Сами-то они почти уже не верят в стародавний чин и обряд. Москва для них помертвела, и не у одного из верховных московских людей мелькает мысль: "вера-де хороша для мужиков, а мы-де поболе видали, мы-де умнее".
Зияющая расселина прошла по народной душе: верхи уже отделились от понимания народа, и начался, покуда еще невидимый, раскол единой нации московской на две нации: обритых, окургуженных Петром "бар" и бородатого "мужичья".
Такие верхи московские уже не верили в молитву, устали от обряда. Они равнодушно приняли Никона и, может быть, с насмешкой умников смотрели на боярыню, омужичевшую вдруг с попами-раскольниками. Они не понимали вовсе, что так опалило, зажгло ее душу.
* * *
Знатная родня стращала Морозову, что не ей, честной вдове, быть в распре с царем и патриархом.
Ее дядя, царский окольничий, умный и холодный Михайло Ртищев, отец знаменитого нашего "западника", не раз ездил к Морозовой отвращать ее от раскольщиков.
-- Вы, дядюшка, похваляете римские ереси и их начальника, -- отвечала ему боярыня. -- Отец же Аввакум -- истинный ученик Христов, потому что страждет за закон Владыки своего.
Дочь Ртищева, Анна, пыталась тронуть иное -- самые глубокие чувства Морозовой, ее материнство:
Ртищева говорила о пятерице инокинь старой веры, таившихся в доме Морозовой:
-- Проглотили они душу твою... И о сыне твоем не радишь. Одно у тебя чадо, а ты и на того не глядишь... Да еще какое чадо-то, кто не подивится красе его, подобало бы тебе и на сонного на него любоваться... Сам государь с царицей удивлялись красоте его... Ох, многие скорби подымешь, и сына твоего сделаешь нищим.

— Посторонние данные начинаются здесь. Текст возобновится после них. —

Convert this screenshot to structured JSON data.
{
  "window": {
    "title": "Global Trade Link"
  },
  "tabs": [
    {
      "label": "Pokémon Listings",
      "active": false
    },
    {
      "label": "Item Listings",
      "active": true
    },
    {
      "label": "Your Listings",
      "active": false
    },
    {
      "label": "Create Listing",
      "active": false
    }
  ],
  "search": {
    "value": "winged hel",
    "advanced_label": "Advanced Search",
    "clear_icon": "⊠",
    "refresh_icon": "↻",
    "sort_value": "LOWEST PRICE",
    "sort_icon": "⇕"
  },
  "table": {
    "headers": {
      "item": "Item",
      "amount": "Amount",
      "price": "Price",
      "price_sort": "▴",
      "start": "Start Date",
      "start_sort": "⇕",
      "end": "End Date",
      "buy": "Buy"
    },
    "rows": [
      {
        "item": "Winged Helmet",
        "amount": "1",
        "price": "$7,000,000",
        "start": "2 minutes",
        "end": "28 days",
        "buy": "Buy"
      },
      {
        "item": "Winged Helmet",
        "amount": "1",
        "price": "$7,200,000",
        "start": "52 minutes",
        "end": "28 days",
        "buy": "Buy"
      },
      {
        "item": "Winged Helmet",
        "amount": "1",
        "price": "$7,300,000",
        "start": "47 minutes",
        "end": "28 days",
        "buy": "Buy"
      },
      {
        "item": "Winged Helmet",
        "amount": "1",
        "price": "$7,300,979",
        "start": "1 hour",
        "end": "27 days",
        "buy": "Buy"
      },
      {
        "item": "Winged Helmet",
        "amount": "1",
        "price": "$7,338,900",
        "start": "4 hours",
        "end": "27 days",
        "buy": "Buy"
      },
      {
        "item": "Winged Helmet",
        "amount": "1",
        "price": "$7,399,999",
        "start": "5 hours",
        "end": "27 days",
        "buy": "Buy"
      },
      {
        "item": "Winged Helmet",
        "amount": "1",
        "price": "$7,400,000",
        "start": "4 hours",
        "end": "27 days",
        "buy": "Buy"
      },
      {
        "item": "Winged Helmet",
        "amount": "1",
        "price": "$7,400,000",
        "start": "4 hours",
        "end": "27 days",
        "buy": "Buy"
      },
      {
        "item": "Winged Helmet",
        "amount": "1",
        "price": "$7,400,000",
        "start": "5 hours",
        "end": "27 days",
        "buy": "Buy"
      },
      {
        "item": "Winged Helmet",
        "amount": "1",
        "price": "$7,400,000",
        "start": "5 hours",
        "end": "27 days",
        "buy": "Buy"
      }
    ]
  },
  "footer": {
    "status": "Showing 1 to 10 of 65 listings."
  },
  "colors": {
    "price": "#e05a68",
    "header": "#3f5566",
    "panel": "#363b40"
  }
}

Брат Морозовой, Федор, записавший в "Сказании" эту беседу, записал и ответ Морозовой. Ответ могучей матери-христианки:
-- Ивана я люблю, и молю о нем Бога беспрестанно, и радею о полезных ему душевных и телесных. Но если вы думаете, чтобы из любви к Ивану душу свою повредила или, его жалеючи, отступила благочестия и этой руки знаменной... -- Говоря так, боярыня подняла, вероятно, руку с двуперстием: -- То сохрани меня Сын Божий от такого неподобного милования. Христа люблю более сына... Знайте, если вы умышляете сыном меня отвлекать от Христова пути, вот что прямо вам скажу: если хотите, выводите моего сына по Пожар и отдайте его на растерзание псам, -- и не помыслю отступить благочестия, хотя бы и видела красоту, псами растерзанную. Если до конца во Христовой вере пребуду и сподоблюсь вкусить за то смерти, то никто не может отнять у меня сына...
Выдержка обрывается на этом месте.